There is of course the cropping of the features that you do, but ndimage has a find_objects function that returns enclosing slices, and appears to be very fast:
In [66]: %timeit ndimage.find_objects(a)
100 loops, best of 3: 11.5 ms per loop
This returns a list of tuples of slices enclosing all of your objects, in 50% more time thn it takes to find the indices of one single object.
It may not work out of the box as I cannot test it right now, but I would restructure your code into something like the following:
def correct_hot_bis(hot_image, seg_image):
# Need this to not index out of bounds when computing border_avg
hot_image_padded = np.pad(hot_image, 3, mode='constant',
constant_values=0)
new_hot = hot_image.copy()
sign = np.ones_like(hot_image, dtype=np.int8)
sign[hot_image > 0] = -1
s_elem = np.ones((3, 3))
for j, slice_ in enumerate(ndimage.find_objects(seg_image)):
hot_image_view = hot_image[slice_]
seg_image_view = seg_image[slice_]
new_shape = tuple(dim+6 for dim in hot_image_view.shape)
new_slice = tuple(slice(dim.start,
dim.stop+6,
None) for dim in slice_)
indices = seg_image_view == j+1
obj_avg = hot_image_view[indices].mean()
obj = np.zeros(new_shape)
obj[3:-3, 3:-3][indices] = True
dilated = ndimage.binary_dilation(obj, s_elem)

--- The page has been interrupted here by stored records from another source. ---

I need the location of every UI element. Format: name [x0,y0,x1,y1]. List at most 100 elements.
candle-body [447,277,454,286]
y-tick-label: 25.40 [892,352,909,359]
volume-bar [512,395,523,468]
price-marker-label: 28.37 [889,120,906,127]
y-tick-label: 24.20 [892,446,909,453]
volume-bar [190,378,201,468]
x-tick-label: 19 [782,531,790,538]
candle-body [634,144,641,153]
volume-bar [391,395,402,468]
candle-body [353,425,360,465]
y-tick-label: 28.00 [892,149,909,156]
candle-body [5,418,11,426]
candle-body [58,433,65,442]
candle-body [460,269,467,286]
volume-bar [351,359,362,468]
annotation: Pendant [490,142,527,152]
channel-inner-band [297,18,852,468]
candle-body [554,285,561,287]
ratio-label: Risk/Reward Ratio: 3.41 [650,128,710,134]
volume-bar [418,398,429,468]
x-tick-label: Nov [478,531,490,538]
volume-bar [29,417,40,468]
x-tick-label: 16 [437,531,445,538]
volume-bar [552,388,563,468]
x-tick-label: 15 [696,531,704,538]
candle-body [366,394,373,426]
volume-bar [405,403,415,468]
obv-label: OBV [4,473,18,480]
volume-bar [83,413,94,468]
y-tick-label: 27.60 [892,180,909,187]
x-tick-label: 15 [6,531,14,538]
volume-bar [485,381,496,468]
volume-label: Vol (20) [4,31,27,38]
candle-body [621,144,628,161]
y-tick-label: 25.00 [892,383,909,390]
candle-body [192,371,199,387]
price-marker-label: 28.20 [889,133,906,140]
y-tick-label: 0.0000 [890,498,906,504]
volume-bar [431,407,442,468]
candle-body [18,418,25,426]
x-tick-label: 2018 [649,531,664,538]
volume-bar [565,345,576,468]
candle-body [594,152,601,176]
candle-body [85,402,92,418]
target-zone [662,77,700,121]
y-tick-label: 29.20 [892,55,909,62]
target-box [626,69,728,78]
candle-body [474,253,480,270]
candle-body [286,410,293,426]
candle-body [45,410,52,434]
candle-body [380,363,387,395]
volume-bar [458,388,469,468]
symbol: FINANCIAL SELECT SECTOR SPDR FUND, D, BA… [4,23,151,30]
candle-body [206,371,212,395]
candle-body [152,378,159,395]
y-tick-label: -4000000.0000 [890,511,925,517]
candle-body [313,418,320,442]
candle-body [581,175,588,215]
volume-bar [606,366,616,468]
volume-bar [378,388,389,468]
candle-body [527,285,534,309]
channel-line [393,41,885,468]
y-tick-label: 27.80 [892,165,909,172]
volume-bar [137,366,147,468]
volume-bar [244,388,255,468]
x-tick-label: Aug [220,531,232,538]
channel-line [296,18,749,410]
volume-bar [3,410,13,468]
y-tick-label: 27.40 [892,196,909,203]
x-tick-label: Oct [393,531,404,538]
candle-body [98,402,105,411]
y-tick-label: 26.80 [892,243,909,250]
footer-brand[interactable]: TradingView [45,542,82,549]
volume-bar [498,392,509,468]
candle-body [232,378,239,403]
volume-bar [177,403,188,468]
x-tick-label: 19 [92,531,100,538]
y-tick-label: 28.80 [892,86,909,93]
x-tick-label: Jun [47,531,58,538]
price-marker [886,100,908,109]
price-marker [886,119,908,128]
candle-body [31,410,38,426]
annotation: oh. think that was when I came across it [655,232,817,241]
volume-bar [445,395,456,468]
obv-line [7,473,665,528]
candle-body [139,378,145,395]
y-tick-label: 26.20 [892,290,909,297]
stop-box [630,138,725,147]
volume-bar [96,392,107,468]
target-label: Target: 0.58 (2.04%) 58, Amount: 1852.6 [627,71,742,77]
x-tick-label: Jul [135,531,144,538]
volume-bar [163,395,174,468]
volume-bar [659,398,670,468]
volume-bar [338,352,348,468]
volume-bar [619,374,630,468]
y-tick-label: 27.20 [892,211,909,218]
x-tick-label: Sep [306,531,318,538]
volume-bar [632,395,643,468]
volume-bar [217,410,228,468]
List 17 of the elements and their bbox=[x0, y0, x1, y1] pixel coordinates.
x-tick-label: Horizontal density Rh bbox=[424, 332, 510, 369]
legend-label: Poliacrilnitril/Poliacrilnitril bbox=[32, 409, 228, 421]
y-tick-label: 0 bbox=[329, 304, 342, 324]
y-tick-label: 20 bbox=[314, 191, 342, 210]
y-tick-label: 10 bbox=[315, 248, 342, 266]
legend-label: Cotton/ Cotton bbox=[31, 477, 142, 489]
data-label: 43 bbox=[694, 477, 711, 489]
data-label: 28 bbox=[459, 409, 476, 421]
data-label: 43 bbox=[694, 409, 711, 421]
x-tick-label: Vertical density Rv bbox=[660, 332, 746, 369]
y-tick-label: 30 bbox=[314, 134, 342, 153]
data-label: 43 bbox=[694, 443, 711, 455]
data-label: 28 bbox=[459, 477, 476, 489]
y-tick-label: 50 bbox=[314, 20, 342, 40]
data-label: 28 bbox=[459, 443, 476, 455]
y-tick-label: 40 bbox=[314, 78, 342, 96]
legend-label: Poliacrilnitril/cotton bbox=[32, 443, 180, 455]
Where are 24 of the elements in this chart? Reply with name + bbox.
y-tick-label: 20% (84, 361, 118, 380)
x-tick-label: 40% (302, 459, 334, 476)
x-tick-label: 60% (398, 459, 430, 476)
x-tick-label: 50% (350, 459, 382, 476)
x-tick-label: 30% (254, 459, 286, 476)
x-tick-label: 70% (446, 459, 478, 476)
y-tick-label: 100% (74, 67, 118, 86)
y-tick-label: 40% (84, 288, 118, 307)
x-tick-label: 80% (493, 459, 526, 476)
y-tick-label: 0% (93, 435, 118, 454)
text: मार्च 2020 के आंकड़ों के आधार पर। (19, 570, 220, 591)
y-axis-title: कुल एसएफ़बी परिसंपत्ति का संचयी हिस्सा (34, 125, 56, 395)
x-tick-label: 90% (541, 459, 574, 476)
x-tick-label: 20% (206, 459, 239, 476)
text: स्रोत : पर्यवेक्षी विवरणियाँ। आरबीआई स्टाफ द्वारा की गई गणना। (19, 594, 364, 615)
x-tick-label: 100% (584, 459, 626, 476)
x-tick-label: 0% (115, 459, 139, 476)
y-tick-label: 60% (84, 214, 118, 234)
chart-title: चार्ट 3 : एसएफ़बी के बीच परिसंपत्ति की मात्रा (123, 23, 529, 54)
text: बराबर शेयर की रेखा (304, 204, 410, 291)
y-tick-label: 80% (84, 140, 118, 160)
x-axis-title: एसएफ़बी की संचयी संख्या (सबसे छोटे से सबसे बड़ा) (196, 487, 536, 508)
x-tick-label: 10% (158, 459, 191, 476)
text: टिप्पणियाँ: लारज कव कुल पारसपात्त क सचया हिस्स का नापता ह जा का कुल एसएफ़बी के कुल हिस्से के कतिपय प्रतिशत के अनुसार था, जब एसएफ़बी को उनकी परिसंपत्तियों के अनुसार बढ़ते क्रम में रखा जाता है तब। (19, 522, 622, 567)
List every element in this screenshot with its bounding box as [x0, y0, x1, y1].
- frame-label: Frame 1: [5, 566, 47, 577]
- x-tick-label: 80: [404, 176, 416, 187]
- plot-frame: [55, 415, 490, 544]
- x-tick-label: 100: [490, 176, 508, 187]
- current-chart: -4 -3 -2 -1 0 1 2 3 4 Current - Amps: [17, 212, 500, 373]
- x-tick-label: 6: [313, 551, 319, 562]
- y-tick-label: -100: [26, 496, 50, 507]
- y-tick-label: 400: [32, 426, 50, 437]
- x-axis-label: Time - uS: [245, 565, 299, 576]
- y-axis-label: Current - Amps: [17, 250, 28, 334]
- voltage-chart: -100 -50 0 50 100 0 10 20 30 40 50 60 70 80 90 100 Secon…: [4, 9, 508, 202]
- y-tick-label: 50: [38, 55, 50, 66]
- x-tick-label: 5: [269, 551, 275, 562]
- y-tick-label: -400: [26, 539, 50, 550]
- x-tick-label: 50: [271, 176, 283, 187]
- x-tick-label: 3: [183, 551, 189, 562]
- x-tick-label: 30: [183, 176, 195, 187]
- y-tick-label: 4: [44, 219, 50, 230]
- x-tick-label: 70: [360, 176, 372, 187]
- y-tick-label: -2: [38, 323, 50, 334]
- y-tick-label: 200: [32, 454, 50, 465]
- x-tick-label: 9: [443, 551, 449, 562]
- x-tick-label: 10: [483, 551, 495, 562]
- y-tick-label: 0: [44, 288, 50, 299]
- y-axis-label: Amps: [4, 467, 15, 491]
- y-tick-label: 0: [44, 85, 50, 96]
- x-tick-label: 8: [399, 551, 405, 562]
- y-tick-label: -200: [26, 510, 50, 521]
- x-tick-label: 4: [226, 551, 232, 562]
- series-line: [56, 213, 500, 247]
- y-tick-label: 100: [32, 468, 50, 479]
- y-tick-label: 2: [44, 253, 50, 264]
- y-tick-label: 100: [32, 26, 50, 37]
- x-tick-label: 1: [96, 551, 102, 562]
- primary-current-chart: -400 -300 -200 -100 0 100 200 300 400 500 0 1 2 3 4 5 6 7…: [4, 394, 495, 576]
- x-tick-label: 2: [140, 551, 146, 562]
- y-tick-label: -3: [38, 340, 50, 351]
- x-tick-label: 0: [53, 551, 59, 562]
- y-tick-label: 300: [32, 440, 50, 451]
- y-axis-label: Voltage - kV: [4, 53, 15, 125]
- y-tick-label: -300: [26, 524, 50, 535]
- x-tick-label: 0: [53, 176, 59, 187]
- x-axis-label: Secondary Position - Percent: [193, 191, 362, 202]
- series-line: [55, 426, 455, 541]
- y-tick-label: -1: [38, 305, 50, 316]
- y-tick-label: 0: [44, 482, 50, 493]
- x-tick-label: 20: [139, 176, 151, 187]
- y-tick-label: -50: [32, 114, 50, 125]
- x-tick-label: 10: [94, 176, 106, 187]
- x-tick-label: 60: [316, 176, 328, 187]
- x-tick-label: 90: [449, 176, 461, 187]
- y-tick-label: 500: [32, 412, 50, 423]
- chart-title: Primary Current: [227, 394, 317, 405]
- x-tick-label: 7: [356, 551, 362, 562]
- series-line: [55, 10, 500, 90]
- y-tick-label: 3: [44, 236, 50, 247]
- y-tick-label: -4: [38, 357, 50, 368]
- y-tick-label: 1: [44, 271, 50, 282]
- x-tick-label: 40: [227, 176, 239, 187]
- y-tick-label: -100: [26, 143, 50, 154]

border = mahotas.borders(dilated)
border &= dilated
border_avg = hot_image_padded[new_slice][border == 1].mean()
new_hot[slice_][indices] += (sign[slice_][indices] *
np.abs(obj_avg - border_avg))
return new_hot
You would still need to figure out the collisions, but you could get about a 2x speed-up by computing all the indices simultaneously using a np.unique based approach:
a = np.random.randint(100, size=(1000, 1000))
def get_pos(arr):
pos = []
for j in xrange(100):
pos.append(np.where(arr == j))
return pos
def get_pos_bis(arr):
unq, flat_idx = np.unique(arr, return_inverse=True)
pos = np.argsort(flat_idx)
counts = np.bincount(flat_idx)
cum_counts = np.cumsum(counts)
multi_dim_idx = np.unravel_index(pos, arr.shape)
return zip(*(np.split(coords, cum_counts) for coords in multi_dim_idx))
In [33]: %timeit get_pos(a)
1 loops, best of 3: 766 ms per loop
In [34]: %timeit get_pos_bis(a)
1 loops, best of 3: 388 ms per loop
Note that the pixels for each object are returned in a different order, so you can't simply compare the returns of both functions to assess equality. But they should both return the same.
One thing you could do to same a little bit of time is to save the result of seg_image == i so that you don't need to compute it twice. You're computing it on lines 15 & 47, you could add seg_mask = seg_image == i and then reuse that result (It might also be good to separate out that piece for profiling purposes).
While there a some other minor things that you could do to eke out a little bit of performance, the root issue is that you're using a O(M * N) algorithm where M is the number of segments and N is the size of your image. It's not obvious to me from your code whether there is a faster algorithm to accomplish the same thing, but that's the first place I'd try and look for a speedup.